A ação seguiu até que, em abril de 2005, o juiz revalidou a decisão liminar de reintegração de posse em favor da Urbanizadora Continental. O ITESP interferiu, através da propositura de uma ação cautelar, conseguindo com que o Tribunal de Justiça cassasse a liminar e não houve reintegração de posse. A empresa entrou com recurso contra essa decisão, mas até dezembro de 2006, nem o recurso nem a ação possessória haviam sido julgados. Em setembro de 2006, a luta de Caçandoca para fazer valer os seus direitos frente a Urbanizadora Continental conquistou uma importante vitória. O governo federal decidiu desapropriar as terras pertencentes a empresa para poder titulá-las em nome dos quilombolas.

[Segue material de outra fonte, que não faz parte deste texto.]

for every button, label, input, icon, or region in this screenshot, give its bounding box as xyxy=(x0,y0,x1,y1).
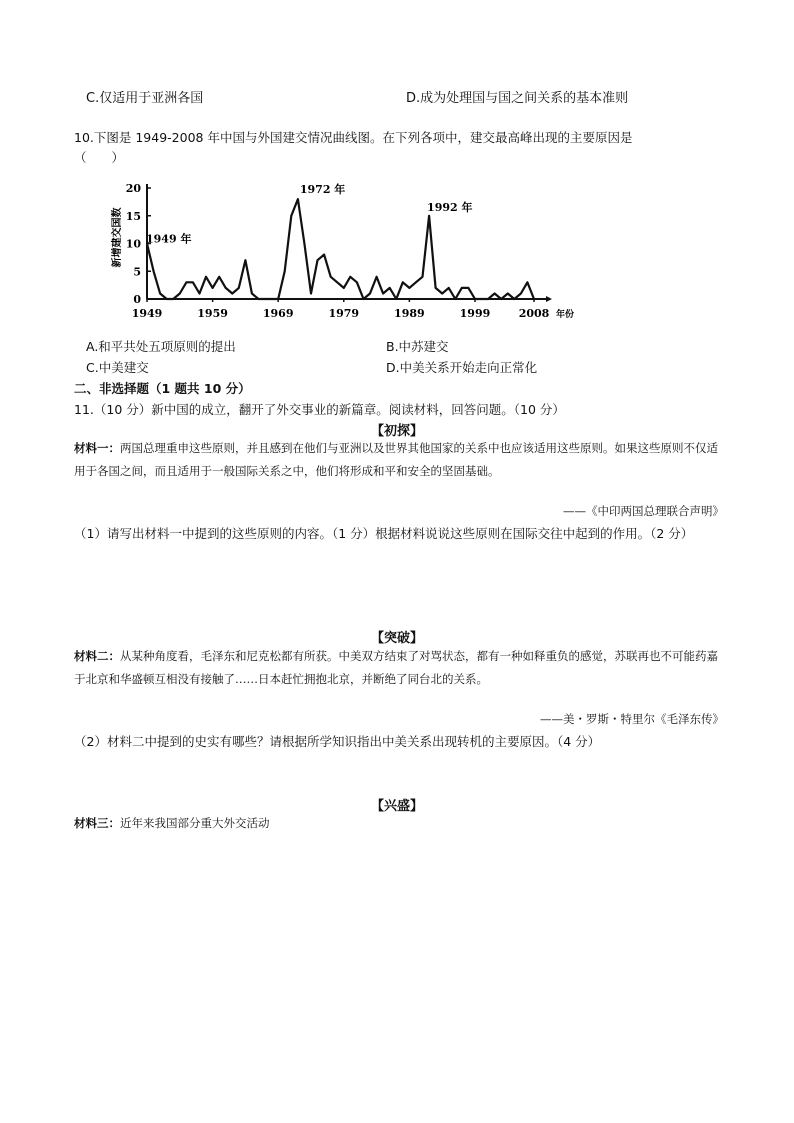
x-tick-label: 1999 xyxy=(459,307,491,320)
data-point xyxy=(159,293,161,295)
y-tick-label: 10 xyxy=(125,237,141,251)
x-tick-label: 1959 xyxy=(197,307,228,320)
data-point xyxy=(304,243,306,245)
y-tick-label: 20 xyxy=(125,182,141,195)
material-1-source: ——《中印两国总理联合声明》 xyxy=(563,504,724,518)
material-2-text: 从某种角度看，毛泽东和尼克松都有所获。中美双方结束了对骂状态，都有一种如释重负的感觉，苏联再也不可能药嘉于北京和华盛顿互相没有接触了……日本赶忙拥抱北京，并断绝了同台北的关系。 xyxy=(74,649,718,686)
y-axis-label: 新增建交国数 xyxy=(112,207,123,268)
data-point xyxy=(166,298,168,300)
data-point xyxy=(435,287,437,289)
q10-answer-paren: （ ） xyxy=(74,150,125,165)
part2-title: 【突破】 xyxy=(370,631,423,646)
material-3-text: 近年来我国部分重大外交活动 xyxy=(120,816,270,830)
data-point xyxy=(172,298,174,300)
data-point xyxy=(376,276,378,278)
x-tick-label: 1979 xyxy=(328,307,360,320)
material-3-tag: 材料三： xyxy=(74,816,120,830)
data-point xyxy=(323,254,325,256)
x-axis-label: 年份 xyxy=(556,310,575,320)
q10-option-d: D.中美关系开始走向正常化 xyxy=(386,360,538,375)
material-1-tag: 材料一： xyxy=(74,441,120,455)
data-point xyxy=(527,282,529,284)
x-tick-label: 1989 xyxy=(394,307,425,320)
data-point xyxy=(343,287,345,289)
data-point xyxy=(500,298,502,300)
q11-part2-question: （2）材料二中提到的史实有哪些？请根据所学知识指出中美关系出现转机的主要原因。（4 分） xyxy=(74,734,601,749)
section-heading: 二、非选择题（1 题共 10 分） xyxy=(74,381,251,396)
material-2-source: ——美・罗斯・特里尔《毛泽东传》 xyxy=(540,712,724,726)
data-point xyxy=(487,298,489,300)
data-point xyxy=(238,287,240,289)
data-point xyxy=(199,293,201,295)
data-point xyxy=(448,287,450,289)
y-tick-label: 0 xyxy=(133,293,141,306)
data-point xyxy=(218,276,220,278)
data-point xyxy=(186,282,188,284)
data-point xyxy=(225,287,227,289)
x-axis-arrow xyxy=(546,296,552,302)
data-point xyxy=(369,293,371,295)
data-point xyxy=(454,298,456,300)
annotation-label: 1972 年 xyxy=(299,183,346,197)
material-2 xyxy=(74,645,724,691)
q10-stem: 10.下图是 1949-2008 年中国与外国建交情况曲线图。在下列各项中，建交最高峰出现的主要原因是 xyxy=(74,130,633,145)
y-tick-label: 5 xyxy=(133,265,141,279)
data-point xyxy=(330,276,332,278)
part1-title: 【初探】 xyxy=(370,424,423,439)
data-point xyxy=(317,259,319,261)
data-point xyxy=(389,287,391,289)
data-point xyxy=(468,287,470,289)
data-point xyxy=(514,298,516,300)
data-point xyxy=(441,293,443,295)
data-point xyxy=(153,270,155,272)
data-point xyxy=(363,298,365,300)
data-point xyxy=(271,298,273,300)
data-point xyxy=(231,293,233,295)
data-point xyxy=(251,293,253,295)
data-point xyxy=(415,282,417,284)
data-point xyxy=(179,293,181,295)
data-point xyxy=(245,259,247,261)
q9-option-c: C.仅适用于亚洲各国 xyxy=(86,91,204,106)
series-line xyxy=(147,199,534,299)
data-point xyxy=(297,198,299,200)
x-tick-label: 1949 xyxy=(131,307,163,320)
q10-option-b: B.中苏建交 xyxy=(386,339,449,354)
data-point xyxy=(428,215,430,217)
data-point xyxy=(507,293,509,295)
data-point xyxy=(284,270,286,272)
data-point xyxy=(212,287,214,289)
data-point xyxy=(474,298,476,300)
data-point xyxy=(481,298,483,300)
data-point xyxy=(336,282,338,284)
data-point xyxy=(310,293,312,295)
data-point xyxy=(192,282,194,284)
data-point xyxy=(291,215,293,217)
data-point xyxy=(205,276,207,278)
data-point xyxy=(402,282,404,284)
data-point xyxy=(395,298,397,300)
x-tick-label: 2008 xyxy=(518,307,550,320)
q9-option-d: D.成为处理国与国之间关系的基本准则 xyxy=(406,91,629,106)
y-tick-label: 15 xyxy=(125,209,141,223)
data-point xyxy=(422,276,424,278)
data-point xyxy=(277,298,279,300)
material-1 xyxy=(74,437,724,483)
part3-title: 【兴盛】 xyxy=(370,799,423,814)
annotation-label: 1949 年 xyxy=(146,232,192,246)
material-2-tag: 材料二： xyxy=(74,649,120,663)
annotation-label: 1992 年 xyxy=(427,200,473,214)
x-tick-label: 1969 xyxy=(262,307,294,320)
data-point xyxy=(494,293,496,295)
material-3 xyxy=(74,812,724,835)
data-point xyxy=(520,293,522,295)
data-point xyxy=(264,298,266,300)
data-point xyxy=(382,293,384,295)
q11-stem: 11.（10 分）新中国的成立，翻开了外交事业的新篇章。阅读材料，回答问题。（10 分） xyxy=(74,402,565,417)
data-point xyxy=(258,298,260,300)
data-point xyxy=(356,282,358,284)
data-point xyxy=(409,287,411,289)
data-point xyxy=(533,298,535,300)
material-1-text: 两国总理重申这些原则，并且感到在他们与亚洲以及世界其他国家的关系中也应该适用这些原则。如果这些原则不仅适用于各国之间，而且适用于一般国际关系之中，他们将形成和平和安全的坚固基础。 xyxy=(74,441,718,478)
diplomatic-relations-line-chart xyxy=(100,172,590,332)
data-point xyxy=(461,287,463,289)
q11-part1-question: （1）请写出材料一中提到的这些原则的内容。（1 分）根据材料说说这些原则在国际交往中起到的作用。（2 分） xyxy=(74,526,694,541)
q10-option-a: A.和平共处五项原则的提出 xyxy=(86,339,236,354)
q10-option-c: C.中美建交 xyxy=(86,360,149,375)
data-point xyxy=(350,276,352,278)
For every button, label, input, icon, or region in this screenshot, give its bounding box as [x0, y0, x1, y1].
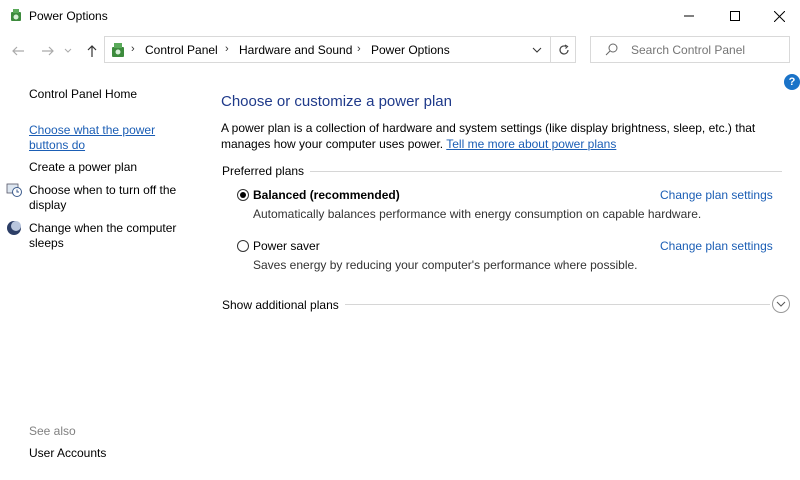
arrow-left-icon [11, 45, 25, 57]
search-icon [605, 43, 618, 56]
sidebar-item-label: buttons do [29, 138, 86, 152]
page-title: Choose or customize a power plan [221, 93, 452, 110]
description-text: A power plan is a collection of hardware and system settings (like display brightness, sleep, etc.) that [221, 121, 756, 135]
show-additional-plans-label[interactable]: Show additional plans [222, 298, 345, 312]
help-icon: ? [788, 76, 796, 88]
search-input[interactable] [631, 43, 781, 57]
plan-radio-balanced[interactable] [237, 189, 249, 201]
up-button[interactable] [82, 40, 102, 62]
plan-name-power-saver[interactable]: Power saver [253, 239, 320, 253]
chevron-down-icon [64, 48, 72, 54]
power-options-icon [8, 7, 24, 23]
breadcrumb-separator: › [357, 43, 361, 55]
sidebar-item-label: display [29, 198, 67, 212]
window-title: Power Options [29, 9, 108, 23]
minimize-button[interactable] [666, 0, 712, 32]
breadcrumb-hardware-and-sound[interactable]: Hardware and Sound [239, 43, 353, 57]
breadcrumb-control-panel[interactable]: Control Panel [145, 43, 218, 57]
arrow-up-icon [86, 44, 98, 58]
breadcrumb-separator: › [131, 43, 135, 55]
help-button[interactable] [784, 74, 800, 90]
control-panel-icon [109, 41, 127, 59]
chevron-down-icon [776, 301, 786, 307]
title-bar [0, 0, 800, 32]
search-box[interactable] [590, 36, 790, 63]
change-plan-settings-power-saver[interactable]: Change plan settings [660, 239, 773, 253]
page-description [221, 120, 781, 152]
plan-description-power-saver: Saves energy by reducing your computer's performance where possible. [253, 258, 638, 272]
plan-radio-power-saver[interactable] [237, 240, 249, 252]
breadcrumb-power-options[interactable]: Power Options [371, 43, 450, 57]
learn-more-link[interactable]: Tell me more about power plans [446, 137, 617, 151]
chevron-down-icon [532, 47, 542, 53]
close-button[interactable] [756, 0, 800, 32]
forward-button[interactable] [38, 40, 58, 62]
maximize-button[interactable] [712, 0, 758, 32]
sidebar-item-label: Change when the computer [29, 221, 177, 235]
sidebar-item-create-plan[interactable]: Create a power plan [29, 160, 138, 174]
breadcrumb-separator: › [225, 43, 229, 55]
clock-display-icon [6, 182, 22, 198]
back-button[interactable] [8, 40, 28, 62]
plan-name-balanced[interactable]: Balanced (recommended) [253, 188, 400, 202]
refresh-icon [558, 44, 570, 56]
plan-description-balanced: Automatically balances performance with energy consumption on capable hardware. [253, 207, 702, 221]
moon-sleep-icon [6, 220, 22, 236]
recent-locations-button[interactable] [62, 40, 74, 62]
sidebar-item-power-buttons[interactable] [29, 123, 155, 153]
sidebar-item-label: sleeps [29, 236, 64, 250]
minimize-icon [684, 11, 694, 21]
sidebar-item-label: Choose when to turn off the [29, 183, 177, 197]
sidebar-home-link[interactable]: Control Panel Home [29, 87, 138, 101]
expand-plans-button[interactable] [772, 295, 790, 313]
arrow-right-icon [41, 45, 55, 57]
change-plan-settings-balanced[interactable]: Change plan settings [660, 188, 773, 202]
maximize-icon [730, 11, 740, 21]
refresh-button[interactable] [550, 36, 577, 63]
sidebar-item-turn-off-display[interactable] [29, 183, 176, 213]
address-dropdown-button[interactable] [525, 37, 549, 62]
user-accounts-link[interactable]: User Accounts [29, 446, 107, 460]
sidebar-item-computer-sleeps[interactable] [29, 221, 176, 251]
see-also-heading: See also [29, 424, 76, 438]
close-icon [774, 11, 785, 22]
description-text: manages how your computer uses power. [221, 137, 444, 151]
preferred-plans-label: Preferred plans [222, 164, 310, 178]
sidebar-item-label: Choose what the power [29, 123, 156, 137]
address-bar[interactable] [104, 36, 576, 63]
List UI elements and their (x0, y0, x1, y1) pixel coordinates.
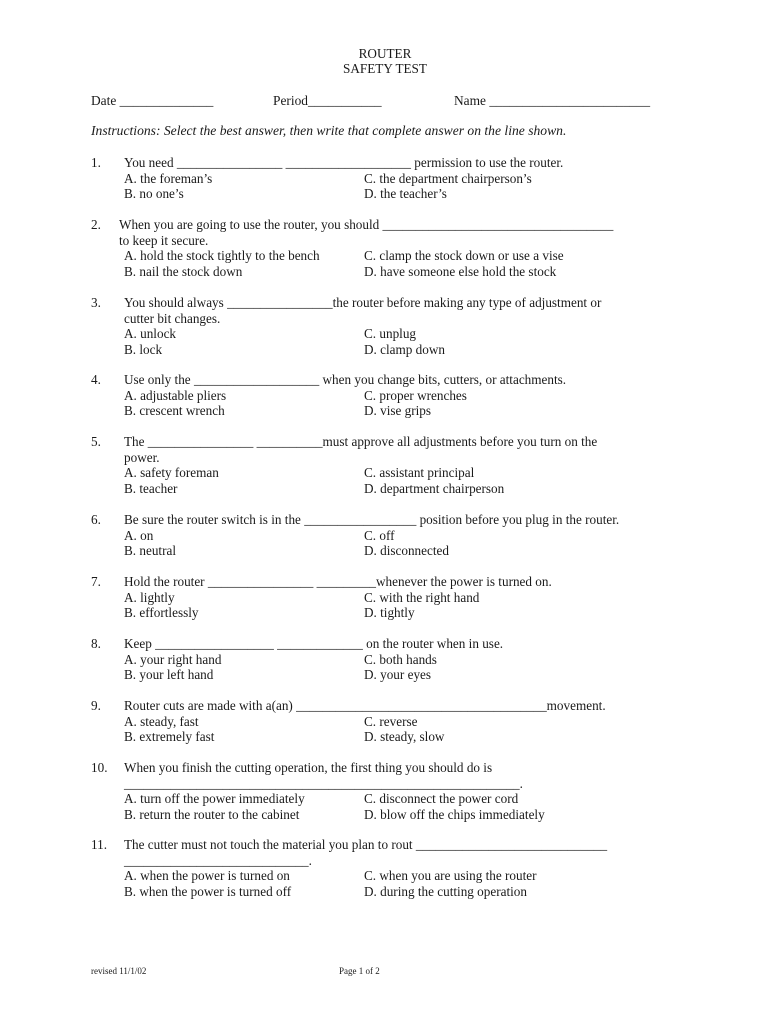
question-number: 7. (91, 574, 101, 589)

Placa na chegada a Comunidade Quilombola da Caçandoca
Placa na chegada a Comunidade Quilombola da Caçandoca

Estima-se que, na década de 1960, a população total da comunidade da Caçandoca era de cerca de 70 famílias, somando 800 pessoas. Esse número diminuiu consideravelmente após a expulsão de diversas famílias em função dos conflitos envolvendo suas terras. Várias das famílias que tiveram de deixar Caçandoca residem em cidades próximas do litoral e do Vale do Paraíba, e mantêm contato com os que permaneceram na comunidade.

Atividades Produtivas
A economia da comunidade é característica da população caiçara da região, estando baseada na atividade pesqueira e na agricultura familiar, voltada prioritariamente para o auto consumo. Até a década de 1970, os principais itens agrícolas produzidos pela comunidade eram a farinha de mandioca, o feijão, o arroz e a cana-de-açúcar (para rapadura e aguardente).

Jurandir do Quillombo Caçandoca - Maria Laura e Edson Conti do Curiosidades de Ubatuba
Jurandir do Quilombo Caçandoca – Maria Laura e Edson Conti do Curiosidades de Ubatuba

Atualmente, a pesca e a coleta de mariscos além da produção de banana são as principais atividades produtivas. Muitos quilombolas também trabalham em serviços domésticos nas casas de veraneio do condomínio do Pulso. O ecoturismo é uma iniciativa recente da comunidade para a captação de recursos. O ITESP tem apoiado essa iniciativa por meio da capacitação de monitores.